On a side note...Norman ate his own poop when he was a puppy. I read that I should sprinkle meat tenderizer on his food & it would make him not like the taste of his poop. It worked! I only needed to do it for a couple months. :)

Lindsay Stordahl

Thursday 2nd of April 2015

I like your idea of keeping them out of that room. Good idea. I also love that Gina doesn't even need a litter box now. Beamer used to just go outside as well.


Wednesday 1st of April 2015

We call our dog Turd Burglar too! Because he is needlessly interested in playing with other dogs' business and because it is such a good name. To his great relief we don't have a cat, so at least I don't have to worry about him getting into a litter box!


Wednesday 1st of April 2015

Perfect tips! Haley raided our cat's litter box when she was younger, gross! I hope you don't mind that I updated my article this week with a link to your tips. :)

Lindsay Stordahl

Wednesday 1st of April 2015

Oh thanks!


Wednesday 1st of April 2015

The ultimate way, maybe, is to train your cat to go to the bathroom in the toilet.
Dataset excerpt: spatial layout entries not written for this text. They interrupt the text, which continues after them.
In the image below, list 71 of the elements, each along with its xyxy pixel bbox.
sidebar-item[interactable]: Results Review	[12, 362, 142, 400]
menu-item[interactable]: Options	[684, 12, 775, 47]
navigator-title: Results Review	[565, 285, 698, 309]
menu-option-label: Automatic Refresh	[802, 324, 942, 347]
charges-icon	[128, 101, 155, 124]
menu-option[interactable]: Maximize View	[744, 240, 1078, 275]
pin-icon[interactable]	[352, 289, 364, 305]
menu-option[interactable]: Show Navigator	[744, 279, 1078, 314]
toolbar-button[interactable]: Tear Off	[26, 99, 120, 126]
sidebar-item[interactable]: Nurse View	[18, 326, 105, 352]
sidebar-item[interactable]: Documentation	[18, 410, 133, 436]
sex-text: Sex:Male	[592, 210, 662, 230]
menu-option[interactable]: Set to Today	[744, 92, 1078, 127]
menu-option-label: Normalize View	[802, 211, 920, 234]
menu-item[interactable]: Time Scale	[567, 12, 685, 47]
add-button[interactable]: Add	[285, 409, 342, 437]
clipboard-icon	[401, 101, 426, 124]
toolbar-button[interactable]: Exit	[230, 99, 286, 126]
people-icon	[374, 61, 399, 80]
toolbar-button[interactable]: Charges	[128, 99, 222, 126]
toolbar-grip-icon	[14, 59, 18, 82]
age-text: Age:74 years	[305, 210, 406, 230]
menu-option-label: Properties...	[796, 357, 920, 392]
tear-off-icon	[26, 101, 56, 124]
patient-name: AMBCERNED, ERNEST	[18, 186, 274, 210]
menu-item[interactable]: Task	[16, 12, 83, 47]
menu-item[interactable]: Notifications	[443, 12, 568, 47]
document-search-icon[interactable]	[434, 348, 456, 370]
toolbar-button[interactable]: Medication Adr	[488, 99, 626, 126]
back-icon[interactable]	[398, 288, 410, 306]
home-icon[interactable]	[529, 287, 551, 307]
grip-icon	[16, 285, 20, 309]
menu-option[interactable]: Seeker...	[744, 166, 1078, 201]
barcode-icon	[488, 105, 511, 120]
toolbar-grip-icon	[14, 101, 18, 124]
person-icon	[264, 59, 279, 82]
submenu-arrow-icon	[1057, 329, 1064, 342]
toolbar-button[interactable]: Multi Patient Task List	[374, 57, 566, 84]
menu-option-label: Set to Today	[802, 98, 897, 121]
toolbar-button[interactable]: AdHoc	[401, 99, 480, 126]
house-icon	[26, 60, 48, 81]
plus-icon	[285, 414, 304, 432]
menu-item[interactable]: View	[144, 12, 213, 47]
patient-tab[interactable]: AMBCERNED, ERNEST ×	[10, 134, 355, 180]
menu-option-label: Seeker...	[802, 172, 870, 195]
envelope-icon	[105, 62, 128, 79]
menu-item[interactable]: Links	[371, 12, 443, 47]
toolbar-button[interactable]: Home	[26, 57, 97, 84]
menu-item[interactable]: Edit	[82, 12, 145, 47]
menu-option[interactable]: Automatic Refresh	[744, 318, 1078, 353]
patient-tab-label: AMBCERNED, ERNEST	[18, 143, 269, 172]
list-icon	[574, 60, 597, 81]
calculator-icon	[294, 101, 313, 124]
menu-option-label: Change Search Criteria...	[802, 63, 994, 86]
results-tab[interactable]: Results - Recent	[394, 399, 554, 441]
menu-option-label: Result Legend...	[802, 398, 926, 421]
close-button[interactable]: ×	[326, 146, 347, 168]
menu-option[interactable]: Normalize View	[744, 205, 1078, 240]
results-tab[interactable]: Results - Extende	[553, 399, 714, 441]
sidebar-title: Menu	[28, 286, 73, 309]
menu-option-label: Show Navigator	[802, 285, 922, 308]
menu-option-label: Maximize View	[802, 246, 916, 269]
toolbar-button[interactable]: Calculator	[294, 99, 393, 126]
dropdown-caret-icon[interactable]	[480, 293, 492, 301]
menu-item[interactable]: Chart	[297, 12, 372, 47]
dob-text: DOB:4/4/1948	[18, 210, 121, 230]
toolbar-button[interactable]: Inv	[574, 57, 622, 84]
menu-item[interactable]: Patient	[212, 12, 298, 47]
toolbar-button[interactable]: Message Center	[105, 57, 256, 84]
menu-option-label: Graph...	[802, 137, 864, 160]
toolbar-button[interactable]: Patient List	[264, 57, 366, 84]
A co-worker of mine did it. So it is possible! However, if the dog drinks out of the toilet.... Not a good idea. I used to housit a lady who kept it in her tub... and moved it everyday to shower... I used the other shower as much as possible! I wasn't going to be moving a litter box every day!

But keeping it as clean as possible would be the best. A covered one might or might not work, depends on the dog. :-)
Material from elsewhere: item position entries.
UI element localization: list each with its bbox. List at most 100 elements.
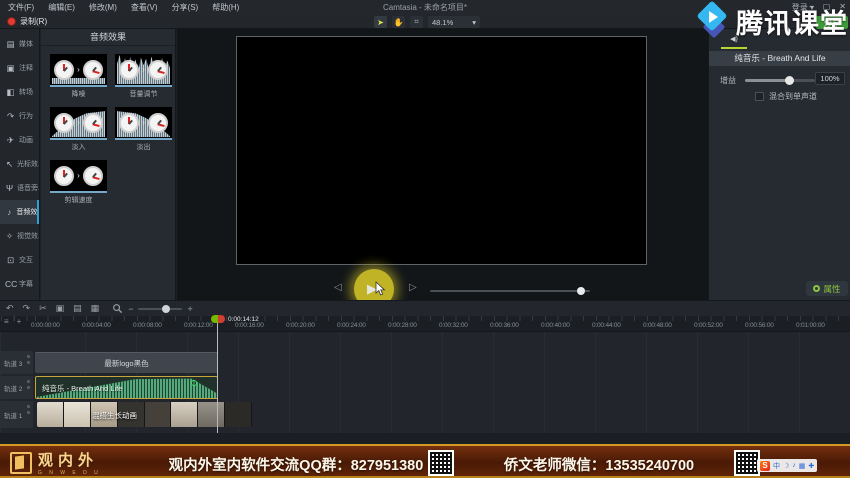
menu-item[interactable]: 帮助(H) [212,2,239,13]
visual-effects-icon: ✧ [5,231,14,242]
track-toggle-icons[interactable] [27,380,30,389]
ime-keyboard-icon[interactable]: ▦ [799,462,806,470]
gnw-logo-text: 观内外 [38,449,101,470]
timeline-ruler[interactable]: 0:00:00:000:00:04:000:00:08:000:00:12:00… [0,316,850,332]
sidebar-item-label: 视觉效... [17,231,39,241]
view-tool-button[interactable]: ⌗ [410,16,423,28]
track-name: 轨道 2 [4,383,22,393]
record-button[interactable]: 录制(R) [7,16,47,27]
track-toggle-icons[interactable] [27,355,30,364]
step-forward-button[interactable]: ▷ [409,282,417,293]
transitions-icon: ◧ [5,87,16,98]
ime-mic-icon[interactable]: ♪ [792,462,796,469]
sogou-logo-icon[interactable]: S [760,461,770,471]
clip-title: 纯音乐 - Breath And Life [709,51,850,66]
timeline-zoom-out-button[interactable]: − [128,304,133,314]
step-back-button[interactable]: ◁ [334,282,342,293]
sidebar-item[interactable]: ✈ 动画 [0,128,39,152]
effect-thumbnail: › [50,54,107,87]
window-controls: – ▢ ✕ [809,2,846,11]
gain-value[interactable]: 100% [815,72,845,85]
window-control[interactable]: ✕ [839,2,846,11]
title-bar: 文件(F)编辑(E)修改(M)查看(V)分享(S)帮助(H) Camtasia … [0,0,850,15]
menu-item[interactable]: 查看(V) [131,2,158,13]
preview-scrubber[interactable] [430,290,590,292]
sidebar-item[interactable]: ↷ 行为 [0,104,39,128]
fade-handle[interactable] [191,380,197,386]
track-header[interactable]: 轨道 3 [0,351,33,374]
scrubber-handle[interactable] [577,287,585,295]
ime-lang-icon[interactable]: 中 [773,461,780,471]
sidebar-item[interactable]: ✧ 视觉效... [0,224,39,248]
effect-card[interactable]: › 淡入 [50,107,107,152]
split-icon[interactable]: ▦ [91,303,100,314]
sidebar-item[interactable]: ⊡ 交互 [0,248,39,272]
effect-card[interactable]: › 剪辑速度 [50,160,107,205]
view-tool-button[interactable]: ✋ [392,16,405,28]
canvas-zoom-value: 48.1% [432,18,453,27]
cut-icon[interactable]: ✂ [39,303,47,314]
window-control[interactable]: ▢ [823,2,831,11]
timeline-zoom-handle[interactable] [162,305,170,313]
menu-bar: 文件(F) 编辑(E) 修改(M) 查看(V) 分享(S) 帮助(H) [0,2,239,13]
sidebar-item[interactable]: ▤ 媒体 [0,32,39,56]
timeline-zoom-slider[interactable] [138,308,182,310]
logo-clip[interactable]: 最新logo黑色 [35,352,218,373]
menu-item[interactable]: 分享(S) [172,2,199,13]
sidebar-item[interactable]: ♪ 音频效... [0,200,39,224]
sidebar-item[interactable]: ◧ 转场 [0,80,39,104]
ime-moon-icon[interactable]: ☽ [783,462,789,470]
video-clip[interactable]: 混搭生长动画 [37,402,252,427]
properties-toggle-button[interactable]: 属性 [806,281,848,296]
ruler-time-label: 0:00:28:00 [388,322,417,329]
effects-grid: › 降噪 › 音量调节 [41,46,175,205]
audio-effects-icon: ♪ [5,207,13,217]
canvas-zoom-dropdown[interactable]: 48.1% ▾ [428,16,480,28]
undo-icon[interactable]: ↶ [6,303,14,314]
menu-item[interactable]: 修改(M) [89,2,117,13]
sidebar-item-label: 光标效... [17,159,39,169]
sogou-ime-toolbar[interactable]: S 中☽♪▦✚ [757,459,817,472]
track-header[interactable]: 轨道 2 [0,376,33,399]
track-options-icon[interactable]: ≡ [4,317,9,326]
playhead-line[interactable] [217,323,218,433]
sidebar-item[interactable]: Ψ 语音旁... [0,176,39,200]
preview-stage[interactable] [236,36,647,265]
crop-tool-icon: ⌗ [414,17,419,27]
effect-card[interactable]: › 淡出 [115,107,172,152]
wechat-text: 侨文老师微信：13535240700 [468,454,730,475]
sidebar-item-label: 注释 [19,63,33,73]
gain-slider-handle[interactable] [785,76,794,85]
view-tool-button[interactable]: ➤ [374,16,387,28]
chevron-down-icon: ▾ [472,18,476,27]
track-header[interactable]: 轨道 1 [0,401,33,428]
audio-clip-selected[interactable]: 纯音乐 - Breath And Life [35,376,218,399]
sidebar-item[interactable]: CC 字幕 [0,272,39,296]
video-thumbnail [198,402,225,427]
clip-label: 混搭生长动画 [92,410,137,421]
add-track-button[interactable]: + [17,317,22,326]
timeline-zoom-in-button[interactable]: + [187,304,192,314]
share-button[interactable]: 分享 [816,16,848,29]
paste-icon[interactable]: ▤ [73,303,82,314]
playhead-handle[interactable] [211,315,225,323]
track-toggle-icons[interactable] [27,405,30,414]
gain-slider[interactable] [745,79,815,82]
redo-icon[interactable]: ↷ [23,303,31,314]
effect-card[interactable]: › 降噪 [50,54,107,99]
menu-item[interactable]: 文件(F) [8,2,34,13]
copy-icon[interactable]: ▣ [56,303,65,314]
sidebar-item[interactable]: ↖ 光标效... [0,152,39,176]
mix-to-mono-checkbox[interactable] [755,92,764,101]
ruler-time-label: 0:00:40:00 [541,322,570,329]
clock-speed-graphic: › [115,54,172,85]
ruler-time-label: 0:00:00:00 [31,322,60,329]
effect-card[interactable]: › 音量调节 [115,54,172,99]
window-control[interactable]: – [809,2,813,11]
ruler-time-label: 0:00:16:00 [235,322,264,329]
audio-tab[interactable]: ◀) [721,33,747,49]
sidebar-item[interactable]: ▣ 注释 [0,56,39,80]
menu-item[interactable]: 编辑(E) [48,2,75,13]
sidebar-item-label: 音频效... [16,207,37,217]
ime-toolbox-icon[interactable]: ✚ [808,462,814,470]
Missy liked my bathroom trash can one night during a certain part of the month... I now have a lidded trash can in there. :-)

Lindsay Stordahl

Wednesday 1st of April 2015

Oh god! Yes, Lana got into the trash one night as well when we had her ...


Wednesday 1st of April 2015

Hiccup used to do this when we briefly used an uncovered litter box, but a covered box immediately stopped the issue, thank goodness! I thought it was so gross, and I worried that he'd get an intestinal blockage from the litter. Honestly, sometimes I wonder why I have a dog in the house, then I remember that I only have the problem because I also insist on keeping a small animal that poops in a box in my closet, and I resign myself to my own crazy.